I came across an old photo (I’m the one on the right in the row of those standing) of an international group of people who worked together for one month during the summer of 1967.
The first phase of our work consisted of traveling from Amsterdam to Gronigen aboard the motor barge Rambler selling lottery tickets to those attending the annual sailboat races. The lottery tickets supported the second phase of our work: the restoration of an old German ship as a school ship for the children of Dutch shippers.
The men lived in one hold of the ship, the women in the other. Since the holds were not intended as places of habitation, we got up and down with a movable ladder. Even so, this was a very relaxing way to travel and also a somewhat unique view of the country.
We quickly learned enough Dutch to sell the tickets. We had cheat sheets with us with answers for typical questions such as how much the tickets cost and what they were for. They cost one Guilder each (about a quarter) and supported work on a very unique schoolroom for children who moved around a lot.
We sold a fair number of tickets and, hopefully, made a good impression. When we got to our destination, the small town of Hoogezand (in the north, near Gronigen) we became front page news in the local paper. Since we worked on the old ship in a canal along the main road, we were an ever-changing local attraction. People stopped en route to work and, truth be told, were very impressed at the sight of women clinging to the side of the ship removing years old old paint with blow torches and jack hammers.

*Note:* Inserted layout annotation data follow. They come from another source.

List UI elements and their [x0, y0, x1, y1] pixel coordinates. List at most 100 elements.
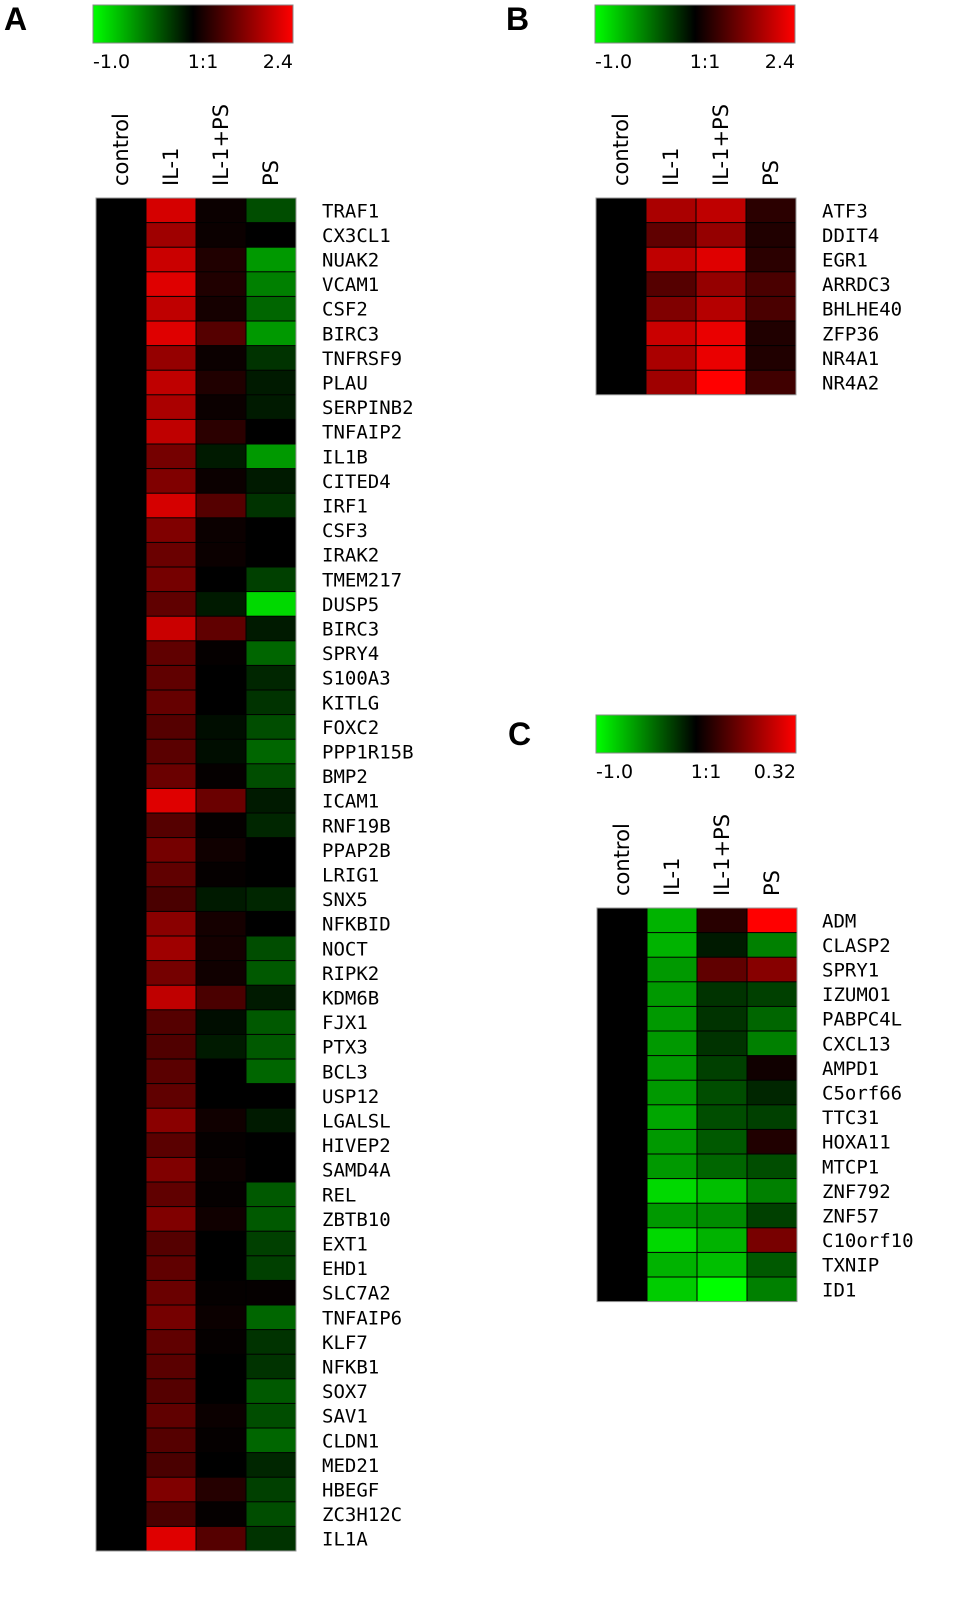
- heatmap-cell: [196, 641, 246, 665]
- heatmap-cell: [146, 469, 196, 493]
- row-label: EGR1: [822, 250, 868, 272]
- heatmap-cell: [747, 908, 797, 933]
- heatmap-cell: [647, 908, 697, 933]
- heatmap-cell: [96, 346, 146, 370]
- heatmap-cell: [96, 616, 146, 641]
- row-label: AMPD1: [822, 1058, 879, 1080]
- heatmap-cell: [146, 395, 196, 419]
- color-scale-bar: [594, 4, 796, 44]
- heatmap-cell: [697, 1031, 747, 1056]
- heatmap-cell: [196, 1453, 246, 1477]
- heatmap-cell: [246, 1526, 296, 1551]
- heatmap-cell: [696, 370, 746, 395]
- heatmap-cell: [96, 247, 146, 272]
- heatmap-cell: [647, 1105, 697, 1129]
- heatmap-cell: [146, 370, 196, 395]
- column-label-control: control: [109, 113, 133, 186]
- heatmap-panel-c: C -1.0 1:1 0.32 control IL-1 IL-1+PS PS ADM CLASP…: [508, 714, 914, 1303]
- heatmap-cell: [647, 1252, 697, 1277]
- heatmap-cell: [96, 715, 146, 739]
- row-label: NR4A1: [822, 348, 879, 370]
- heatmap-cell: [196, 1256, 246, 1280]
- heatmap-cell: [96, 469, 146, 493]
- heatmap-cell: [746, 296, 796, 321]
- heatmap-cell: [196, 1428, 246, 1453]
- heatmap-cell: [246, 788, 296, 813]
- heatmap-cell: [196, 961, 246, 985]
- heatmap-cell: [146, 1526, 196, 1551]
- heatmap-cell: [746, 223, 796, 247]
- heatmap-cell: [596, 370, 646, 395]
- row-label: ZFP36: [822, 323, 879, 345]
- row-label: BMP2: [322, 766, 368, 788]
- heatmap-cell: [96, 1354, 146, 1379]
- heatmap-cell: [246, 296, 296, 321]
- row-label: RIPK2: [322, 963, 379, 985]
- heatmap-cell: [196, 321, 246, 346]
- row-label: SPRY1: [822, 960, 879, 982]
- row-label: CSF2: [322, 299, 368, 321]
- heatmap-cell: [96, 567, 146, 592]
- row-label: RNF19B: [322, 815, 391, 837]
- heatmap-cell: [96, 961, 146, 985]
- row-label: KLF7: [322, 1332, 368, 1354]
- heatmap-cell: [697, 1056, 747, 1080]
- heatmap-cell: [96, 665, 146, 690]
- heatmap-cell: [696, 247, 746, 272]
- heatmap-cell: [96, 592, 146, 616]
- row-label: IL1B: [322, 446, 368, 468]
- heatmap-cell: [96, 419, 146, 444]
- heatmap-cell: [747, 1129, 797, 1154]
- heatmap-cell: [96, 1477, 146, 1502]
- heatmap-cell: [647, 1080, 697, 1105]
- row-label: S100A3: [322, 668, 391, 690]
- heatmap-cell: [246, 346, 296, 370]
- heatmap-cell: [146, 419, 196, 444]
- heatmap-cell: [246, 493, 296, 518]
- color-scale-min-label: -1.0: [595, 51, 632, 73]
- heatmap-cell: [196, 1502, 246, 1526]
- heatmap-cell: [96, 1379, 146, 1403]
- heatmap-cell: [597, 908, 647, 933]
- heatmap-cell: [146, 272, 196, 296]
- heatmap-cell: [246, 592, 296, 616]
- heatmap-cell: [146, 1207, 196, 1231]
- heatmap-cell: [697, 933, 747, 957]
- row-label: BCL3: [322, 1061, 368, 1083]
- heatmap-cell: [146, 616, 196, 641]
- heatmap-cell: [196, 370, 246, 395]
- heatmap-cell: [647, 1277, 697, 1302]
- heatmap-cell: [196, 395, 246, 419]
- heatmap-cell: [146, 665, 196, 690]
- heatmap-cell: [246, 1280, 296, 1305]
- heatmap-cell: [196, 1526, 246, 1551]
- panel-letter: C: [508, 716, 531, 752]
- heatmap-cell: [96, 1256, 146, 1280]
- heatmap-cell: [146, 715, 196, 739]
- heatmap-cell: [246, 715, 296, 739]
- heatmap-cell: [246, 985, 296, 1010]
- heatmap-cell: [596, 272, 646, 296]
- heatmap-cell: [246, 370, 296, 395]
- row-label: SPRY4: [322, 643, 379, 665]
- heatmap-cell: [96, 542, 146, 567]
- heatmap-cell: [146, 1280, 196, 1305]
- heatmap-cell: [96, 641, 146, 665]
- heatmap-cell: [647, 1154, 697, 1179]
- heatmap-cell: [246, 961, 296, 985]
- heatmap-cell: [697, 1252, 747, 1277]
- heatmap-cell: [647, 933, 697, 957]
- heatmap-cell: [196, 985, 246, 1010]
- heatmap-cell: [196, 1207, 246, 1231]
- heatmap-cell: [597, 1228, 647, 1252]
- heatmap-cell: [96, 272, 146, 296]
- heatmap-cell: [96, 444, 146, 469]
- heatmap-cell: [96, 1084, 146, 1108]
- heatmap-border: [95, 197, 297, 1552]
- heatmap-cell: [96, 1330, 146, 1354]
- heatmap-cell: [146, 1133, 196, 1157]
- row-label: USP12: [322, 1086, 379, 1108]
- heatmap-cell: [146, 1108, 196, 1133]
- heatmap-cell: [96, 395, 146, 419]
- heatmap-cell: [146, 1354, 196, 1379]
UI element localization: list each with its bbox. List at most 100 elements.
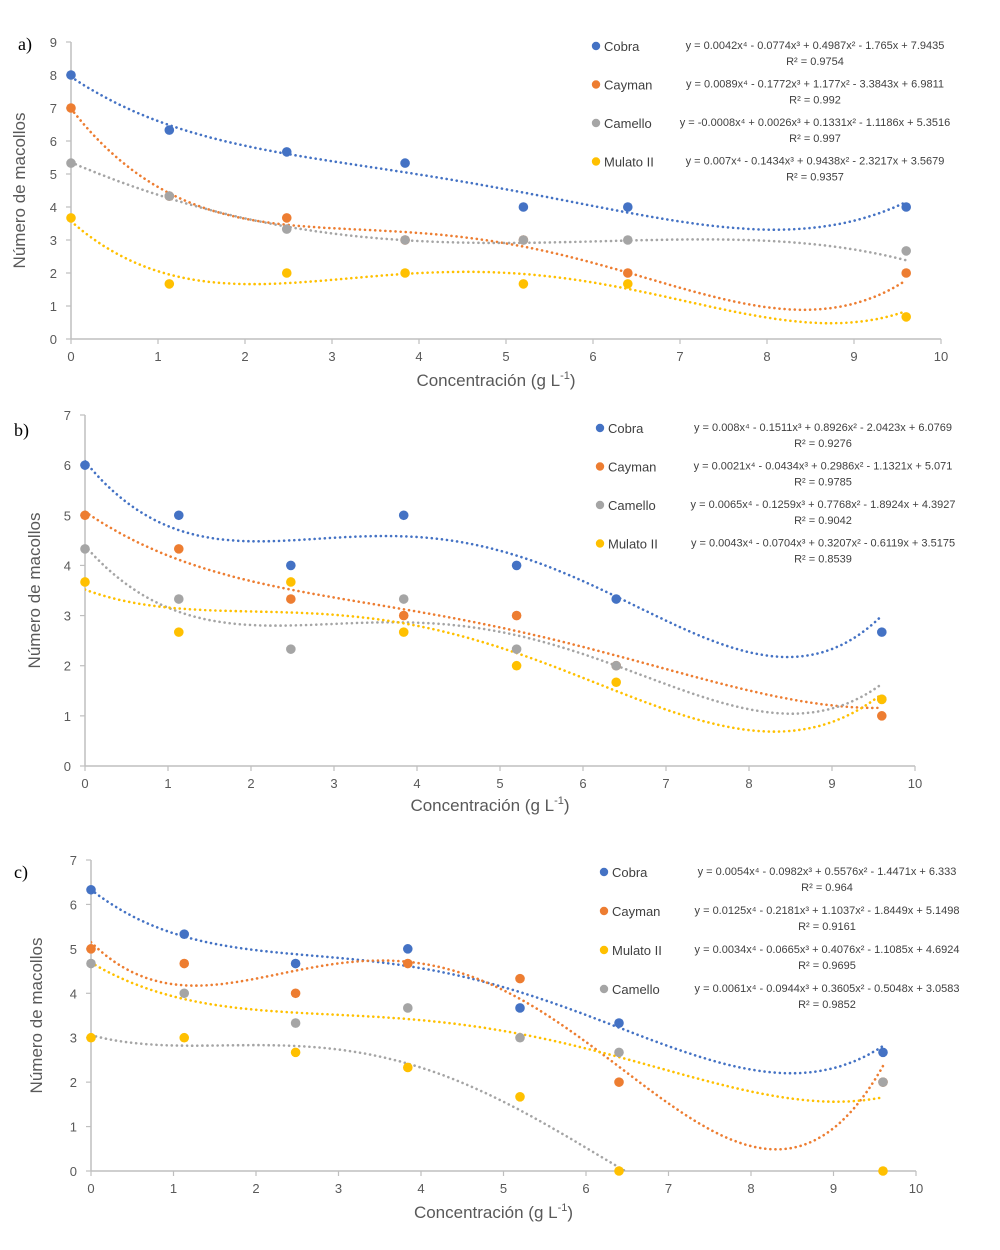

The ship, known as the White Swan, still exists, I think, but served its intended purpose for a while with a new life. I never saw the final result of the restoration, but always hoped I might one day travel back to the Netherlands and find the ship while the shippers organization was using it as a school.
This old photo stirs up enough memories for a Saturday afternoon and a long evening. But, I have current promises to keep and many chores to finish before I sleep. So, I write a snapshot of them here as I think back some 40 years and wonder how many children used the White Swan and where all the others in this old photograph are today.